Changes to the IMO emissions standards will see the global sulphur limit in marine fuel reduced from 3.5% to 0.5% from 2020.
Marine fuel is a huge energy market which is currently dominated by oil products. However, tighter environmental regulations, particularly MARPOL Annex VI, are driving changes in fuel requirements, especially with regards to sulphur emissions, both in the Emission Control Areas (ECAs) around the coasts of North-West Europe and North America, but also globally, particularly as the 0.5% sulphur limit applies globally from January 2020 . LNG has opportunities in this sector as a low-sulphur fuel, although it also faces strong competition from low-sulphur oil products, sulphur scrubbing technology, and potentially from electric vessels. Currently there are known to be around 139 merchant vessels using LNG as a fuel, with a similar number on order. Whilst LNG-fuelled shipping has been slow to take off, it is now growing rapidly, particularly as supply infrastructure coverage has improved significantly in recent years. LNG is likely to become a fuel of choice for newbuilds in many sectors, whilst there may also be some LNG conversions.
There are two separate sets of emissions standards under MARPOL – global limits of 3.5% sulphur at present, reducing to 0.5% in 2020, and tighter limits of 0.1% in Emission Control Areas covering much of North America and North-West Europe. MARPOL also sets emissions standards for nitrogen oxides (NOx), particulate matter (PM), and greenhouse gases (GHG).
What are the possible options for ship owners?
Ship-owners and operators have three main options to meet the tighter 2020 sulphur limits – continuing using fuel oil but install gas scrubbers, burn cleaner but costlier liquid fuels, or switch to LNG as a fuel. In addition in some cases it may be feasible to use electric vessels or other developing technologies but these are likely to be limited to specialist uses in the medium-term. A comparatively high level of non-compliance is expected initially.
What are the opportunities for the LNG market?

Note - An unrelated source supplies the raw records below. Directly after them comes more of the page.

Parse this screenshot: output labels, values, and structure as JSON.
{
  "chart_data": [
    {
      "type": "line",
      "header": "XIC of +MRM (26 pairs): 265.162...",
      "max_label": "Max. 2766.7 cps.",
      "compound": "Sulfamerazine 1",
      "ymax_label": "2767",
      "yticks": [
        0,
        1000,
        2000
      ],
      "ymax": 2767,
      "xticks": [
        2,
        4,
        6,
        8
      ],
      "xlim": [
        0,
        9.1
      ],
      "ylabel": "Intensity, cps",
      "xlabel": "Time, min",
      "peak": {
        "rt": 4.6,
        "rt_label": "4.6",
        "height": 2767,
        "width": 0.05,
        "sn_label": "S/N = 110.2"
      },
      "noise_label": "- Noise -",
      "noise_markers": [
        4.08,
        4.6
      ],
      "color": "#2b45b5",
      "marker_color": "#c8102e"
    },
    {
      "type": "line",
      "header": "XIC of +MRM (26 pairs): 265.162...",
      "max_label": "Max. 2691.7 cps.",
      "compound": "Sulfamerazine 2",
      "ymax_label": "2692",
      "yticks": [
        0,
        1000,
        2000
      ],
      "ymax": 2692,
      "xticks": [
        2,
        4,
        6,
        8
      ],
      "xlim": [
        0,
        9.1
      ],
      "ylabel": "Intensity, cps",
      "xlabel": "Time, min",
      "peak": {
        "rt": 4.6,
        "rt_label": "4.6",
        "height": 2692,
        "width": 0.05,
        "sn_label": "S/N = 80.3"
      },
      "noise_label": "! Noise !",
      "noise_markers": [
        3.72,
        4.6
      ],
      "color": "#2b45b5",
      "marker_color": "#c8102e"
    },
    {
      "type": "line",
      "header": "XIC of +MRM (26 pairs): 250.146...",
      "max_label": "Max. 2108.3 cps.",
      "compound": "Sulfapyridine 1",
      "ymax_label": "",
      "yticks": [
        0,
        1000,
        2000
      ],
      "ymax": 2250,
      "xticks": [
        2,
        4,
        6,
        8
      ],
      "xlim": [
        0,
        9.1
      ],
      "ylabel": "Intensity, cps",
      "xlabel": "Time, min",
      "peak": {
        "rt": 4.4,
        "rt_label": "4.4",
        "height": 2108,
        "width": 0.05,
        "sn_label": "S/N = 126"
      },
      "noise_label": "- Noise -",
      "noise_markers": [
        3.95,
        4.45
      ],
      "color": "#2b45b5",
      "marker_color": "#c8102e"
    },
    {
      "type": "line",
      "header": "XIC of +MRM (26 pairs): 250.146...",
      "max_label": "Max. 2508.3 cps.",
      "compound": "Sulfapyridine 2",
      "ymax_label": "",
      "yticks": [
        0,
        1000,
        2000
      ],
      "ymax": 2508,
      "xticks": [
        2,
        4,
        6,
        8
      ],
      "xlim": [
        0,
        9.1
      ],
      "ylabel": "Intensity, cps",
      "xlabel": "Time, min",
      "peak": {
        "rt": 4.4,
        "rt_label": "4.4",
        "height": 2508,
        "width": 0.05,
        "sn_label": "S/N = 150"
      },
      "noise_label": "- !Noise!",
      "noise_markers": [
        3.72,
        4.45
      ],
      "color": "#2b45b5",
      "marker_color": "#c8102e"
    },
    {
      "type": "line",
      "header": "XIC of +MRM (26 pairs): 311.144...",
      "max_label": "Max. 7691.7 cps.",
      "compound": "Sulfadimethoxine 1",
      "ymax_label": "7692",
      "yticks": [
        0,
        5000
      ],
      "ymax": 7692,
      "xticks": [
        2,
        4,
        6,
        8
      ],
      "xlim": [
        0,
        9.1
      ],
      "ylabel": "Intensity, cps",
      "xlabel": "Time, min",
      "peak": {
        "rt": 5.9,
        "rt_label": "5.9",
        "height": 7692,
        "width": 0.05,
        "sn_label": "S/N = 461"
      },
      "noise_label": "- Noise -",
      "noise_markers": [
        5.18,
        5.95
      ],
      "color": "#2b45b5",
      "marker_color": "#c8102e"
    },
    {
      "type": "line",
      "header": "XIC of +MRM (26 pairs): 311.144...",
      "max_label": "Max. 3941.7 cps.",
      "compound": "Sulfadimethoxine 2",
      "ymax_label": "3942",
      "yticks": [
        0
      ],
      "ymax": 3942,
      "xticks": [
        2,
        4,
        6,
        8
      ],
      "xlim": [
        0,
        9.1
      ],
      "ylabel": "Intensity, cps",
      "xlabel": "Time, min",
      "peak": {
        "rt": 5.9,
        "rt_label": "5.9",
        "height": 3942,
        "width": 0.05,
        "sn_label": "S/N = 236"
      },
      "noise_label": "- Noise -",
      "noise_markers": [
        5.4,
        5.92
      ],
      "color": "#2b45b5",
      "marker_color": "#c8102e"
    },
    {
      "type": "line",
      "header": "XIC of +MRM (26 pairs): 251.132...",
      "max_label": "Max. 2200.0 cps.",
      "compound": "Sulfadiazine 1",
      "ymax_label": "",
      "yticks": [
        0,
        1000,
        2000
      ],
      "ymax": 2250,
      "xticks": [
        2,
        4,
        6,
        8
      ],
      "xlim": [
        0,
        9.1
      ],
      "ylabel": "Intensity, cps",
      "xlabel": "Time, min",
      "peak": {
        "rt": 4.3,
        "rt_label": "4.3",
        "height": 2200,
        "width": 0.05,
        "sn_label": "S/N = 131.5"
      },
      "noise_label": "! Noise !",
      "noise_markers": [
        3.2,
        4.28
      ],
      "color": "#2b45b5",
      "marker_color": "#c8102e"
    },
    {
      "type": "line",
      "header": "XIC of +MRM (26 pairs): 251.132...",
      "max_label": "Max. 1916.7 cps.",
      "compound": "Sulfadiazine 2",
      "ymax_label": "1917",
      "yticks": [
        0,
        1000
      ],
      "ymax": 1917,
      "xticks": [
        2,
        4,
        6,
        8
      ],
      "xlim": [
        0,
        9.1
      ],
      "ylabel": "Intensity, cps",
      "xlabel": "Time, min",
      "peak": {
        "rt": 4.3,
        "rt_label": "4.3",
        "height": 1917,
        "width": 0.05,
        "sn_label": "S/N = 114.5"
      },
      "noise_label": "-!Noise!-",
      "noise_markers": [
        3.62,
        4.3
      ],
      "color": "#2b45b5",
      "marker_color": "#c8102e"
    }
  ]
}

The reducing global sulphur limits provide a remarkable opportunity for expansion of the LNG-fuelled shipping market, however, this will be constrained by competition from scrubbers and other fuels.
There are concerns about the degree of readiness of the industry for the new regulations, with only one year to go until January 2020. At the large end of the market there has been significant investment in installing scrubbers, whilst in the middle and the smaller end of the market most ships are likely to switch to lower sulphur blends of fuel oil and gas oil, or to delay compliance with the regulations. LNG is a small but growing sector, and could become fuel of choice for many newbuild applications over the medium-term.
Volumes of LNG used for shipping are currently tiny, with the IEA estimating 0.73bcm in 2017. This will grow rapidly as the fleet expands, and also as over 100 LNG-ready ships are likely to switch over to utilizing LNG once the 0.5% sulphur limit comes in in 2020. There is a wide variation in forecasts for LNG demand by 2025 ranging from 4 to 41bcm/year, however, most forecasts place marine LNG demand at 8-11bcm/year in 2025, increasing to 22-49bcm/year by 2040.
Meeting this level of LNG demand will require additional LNG supply infrastructure at ports and in other locations, however, such infrastructure has expanded significantly in recent years, particularly in Europe, and is likely to be able grow to match demand as required.